Un stade de biathlon inachevé
Mais ce qui manque par-dessus tout, ce sont des infrastructures. Le stade du col de la Charbonnière date des années 90, il n'est pas fini. "Il y a eu une première phase de travaux il y a 27 ou 28 ans, la carrière a été creusée pour qu'on puisse tirer, explique Jean-Marie Petitdemange, président du ski club Molsheim et référant régional pour la discipline. Et on attend toujours la suite..."

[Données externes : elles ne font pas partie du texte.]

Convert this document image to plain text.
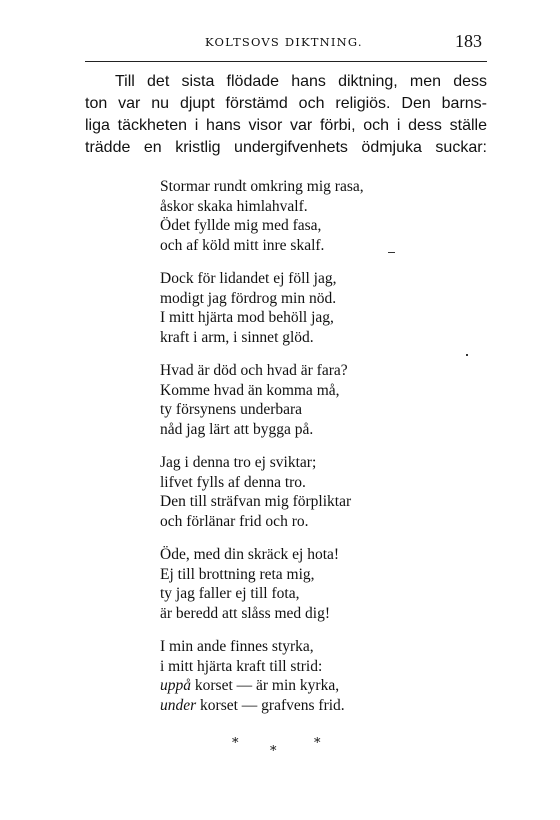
KOLTSOVS DIKTNING.	183
Till det sista flödade hans diktning, men dess
ton var nu djupt förstämd och religiös. Den barns-
liga täckheten i hans visor var förbi, och i dess ställe
trädde en kristlig undergifvenhets ödmjuka suckar:
Stormar rundt omkring mig rasa,
åskor skaka himlahvalf.
Ödet fyllde mig med fasa,
och af köld mitt inre skalf.
Dock för lidandet ej föll jag,
modigt jag fördrog min nöd.
I mitt hjärta mod behöll jag,
kraft i arm, i sinnet glöd.
Hvad är död och hvad är fara?
Komme hvad än komma må,
ty försynens underbara
nåd jag lärt att bygga på.
Jag i denna tro ej sviktar;
lifvet fylls af denna tro.
Den till sträfvan mig förpliktar
och förlänar frid och ro.
Öde, med din skräck ej hota!
Ej till brottning reta mig,
ty jag faller ej till fota,
är beredd att slåss med dig!
I min ande finnes styrka,
i mitt hjärta kraft till strid:
uppå korset — är min kyrka,
under korset — grafvens frid.
*
*
*
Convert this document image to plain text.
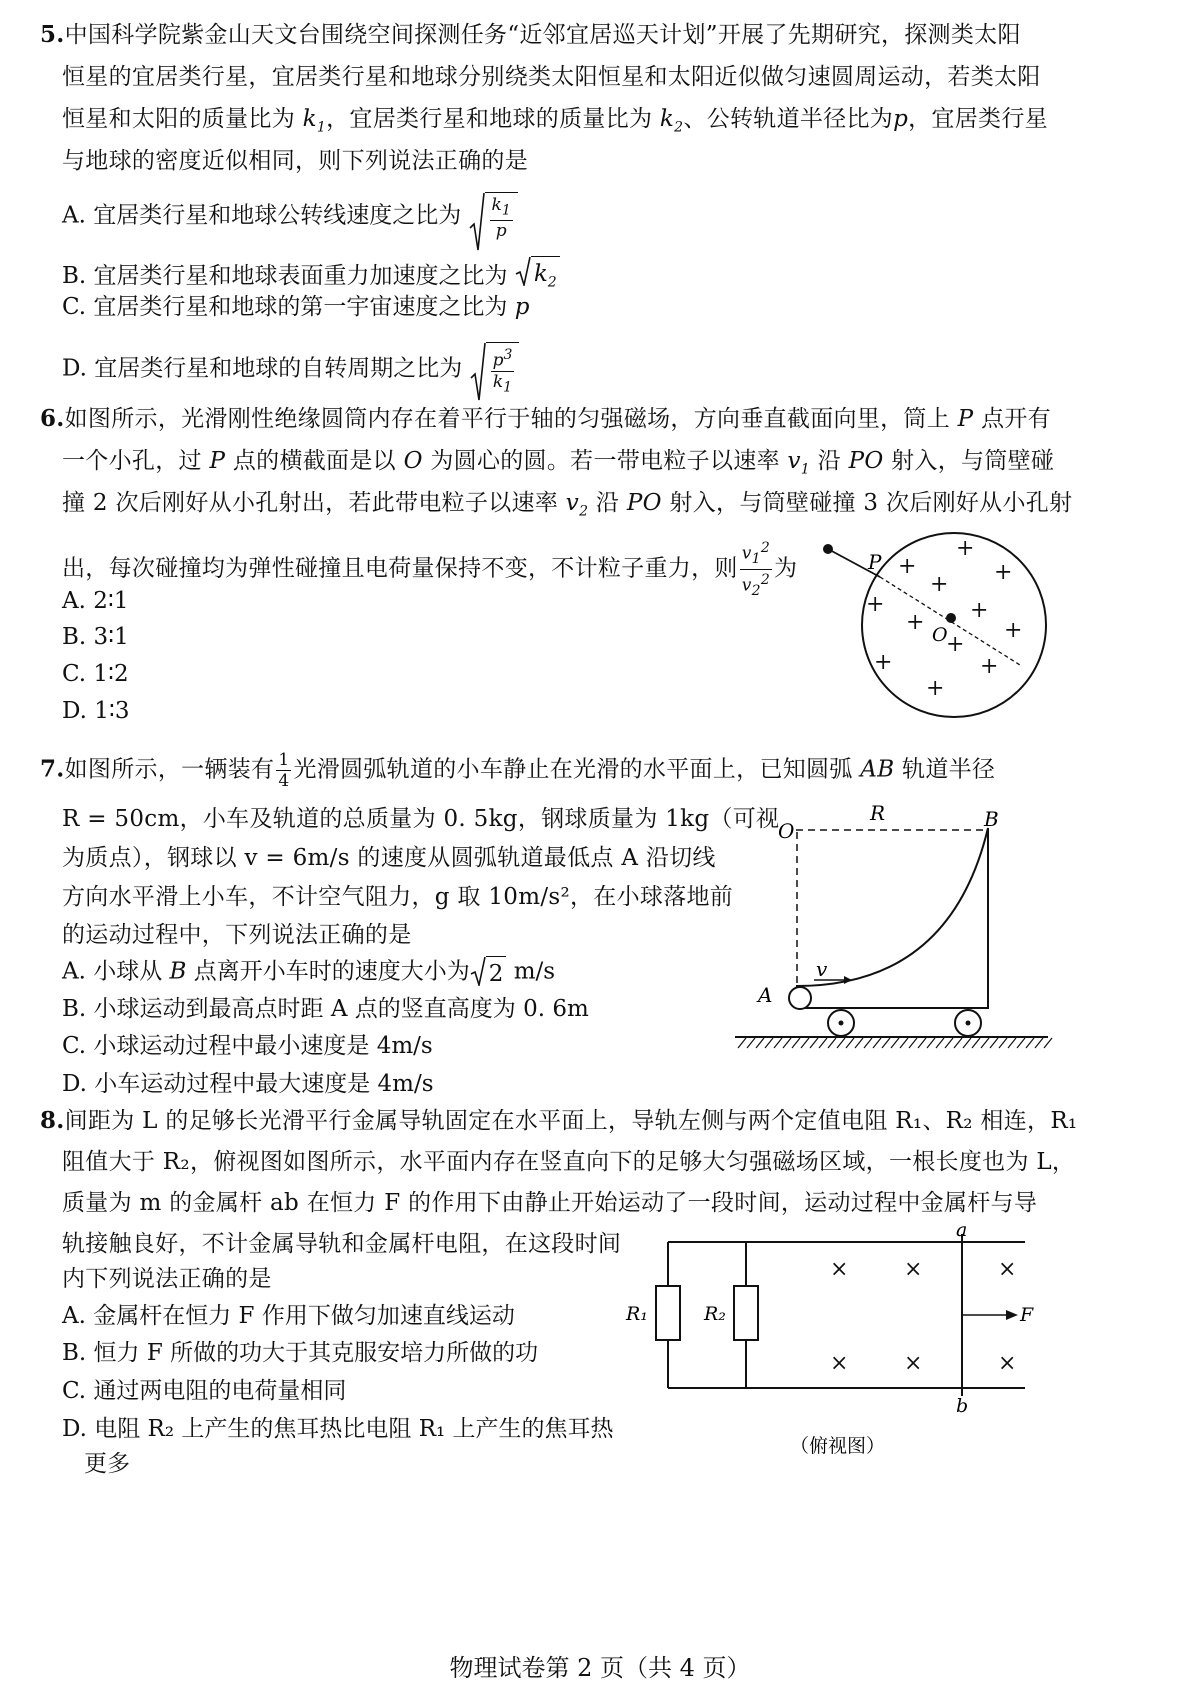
5.中国科学院紫金山天文台围绕空间探测任务“近邻宜居巡天计划”开展了先期研究，探测类太阳
恒星的宜居类行星，宜居类行星和地球分别绕类太阳恒星和太阳近似做匀速圆周运动，若类太阳
恒星和太阳的质量比为 $k_1$，宜居类行星和地球的质量比为 $k_2$、公转轨道半径比为p，宜居类行星
与地球的密度近似相同，则下列说法正确的是
A. 宜居类行星和地球公转线速度之比为 $\frac{k_1}{p}$
B. 宜居类行星和地球表面重力加速度之比为 $k_2$
C. 宜居类行星和地球的第一宇宙速度之比为 p
D. 宜居类行星和地球的自转周期之比为 $\frac{p^3}{k_1}$
6.如图所示，光滑刚性绝缘圆筒内存在着平行于轴的匀强磁场，方向垂直截面向里，筒上 P 点开有
一个小孔，过 P 点的横截面是以 O 为圆心的圆。若一带电粒子以速率 $v_1$ 沿 PO 射入，与筒壁碰
撞 2 次后刚好从小孔射出，若此带电粒子以速率 $v_2$ 沿 PO 射入，与筒壁碰撞 3 次后刚好从小孔射
出，每次碰撞均为弹性碰撞且电荷量保持不变，不计粒子重力，则 $\frac{v_1^2}{v_2^2}$ 为
A. 2∶1
B. 3∶1
C. 1∶2
D. 1∶3
P
O
+
+
+
+
+	+
+	+
+
+	+
+
7.如图所示，一辆装有 $\frac{1}{4}$ 光滑圆弧轨道的小车静止在光滑的水平面上，已知圆弧 AB 轨道半径
R = 50cm，小车及轨道的总质量为 0. 5kg，钢球质量为 1kg（可视
为质点），钢球以 v = 6m/s 的速度从圆弧轨道最低点 A 沿切线
方向水平滑上小车，不计空气阻力，g 取 10m/s²，在小球落地前
的运动过程中，下列说法正确的是
A. 小球从 B 点离开小车时的速度大小为 2 m/s
B. 小球运动到最高点时距 A 点的竖直高度为 0. 6m
C. 小球运动过程中最小速度是 4m/s
D. 小车运动过程中最大速度是 4m/s
O
R	B
A
v
8.间距为 L 的足够长光滑平行金属导轨固定在水平面上，导轨左侧与两个定值电阻 R₁、R₂ 相连，R₁
阻值大于 R₂，俯视图如图所示，水平面内存在竖直向下的足够大匀强磁场区域，一根长度也为 L，
质量为 m 的金属杆 ab 在恒力 F 的作用下由静止开始运动了一段时间，运动过程中金属杆与导
轨接触良好，不计金属导轨和金属杆电阻，在这段时间
内下列说法正确的是
A. 金属杆在恒力 F 作用下做匀加速直线运动
B. 恒力 F 所做的功大于其克服安培力所做的功
C. 通过两电阻的电荷量相同
D. 电阻 R₂ 上产生的焦耳热比电阻 R₁ 上产生的焦耳热
更多
R₁	R₂
a
b
F
×	×	×
×	×	×
（俯视图）
物理试卷第 2 页（共 4 页）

Il leur manque un anneau goudronné pour pouvoir s'entraîner même sans neige. Et un pas de tir modernisé. "On ne peut pas organiser des courses de haut-niveau ici, le stade n'est pas à la hauteur. On n'a pas non plus de local, pas d'engin de damage propre pour nos pistes de fond... On n'ose même pas accueillir nos voisins allemands, chez qui on s'entraîne si souvent..."
Des terrains de foot plutôt qu'un stade de biathlon
Et de déplorer l'absence d'engagement des élus, qui préfèrent "construire un stade de foot, ou financer le club de tennis local, parce qu'ils pensent que nous ne sommes pas assez nombreux, dans le biathlon." Et pourtant, qui sait, avec quelques efforts - "autour de 450 000 euros, estime le président de Molsheim Nordique, l'équivalent d'un terrain de foot en synthétique" - et les succès de Martin Fourcade et consorts dans un coin de leur tête, les jeunes Alsaciens se prendraient peut-être au jeu de la chasse aux médailles... Car Jean-Marie, Nicolas et tous les passionnés qui se battent pour leur sport en sont persuadés : les valeurs qu'il véhicule valent le coup de se donner les moyens de le proposer au plus grand nombre.
Où s'initier en Alsace ?
Deux domaines proposent des séances d'initiation, avec du matériel adapté aux débutants : le Champ du feu, sur demande, et le Lac Blanc, tous les mercredis après-midis des vacances d'hiver.
Pour passer le cap d'une pratique plus poussée, avec des entraînements réguliers, une seule adresse : le ski club Molsheim Nordique.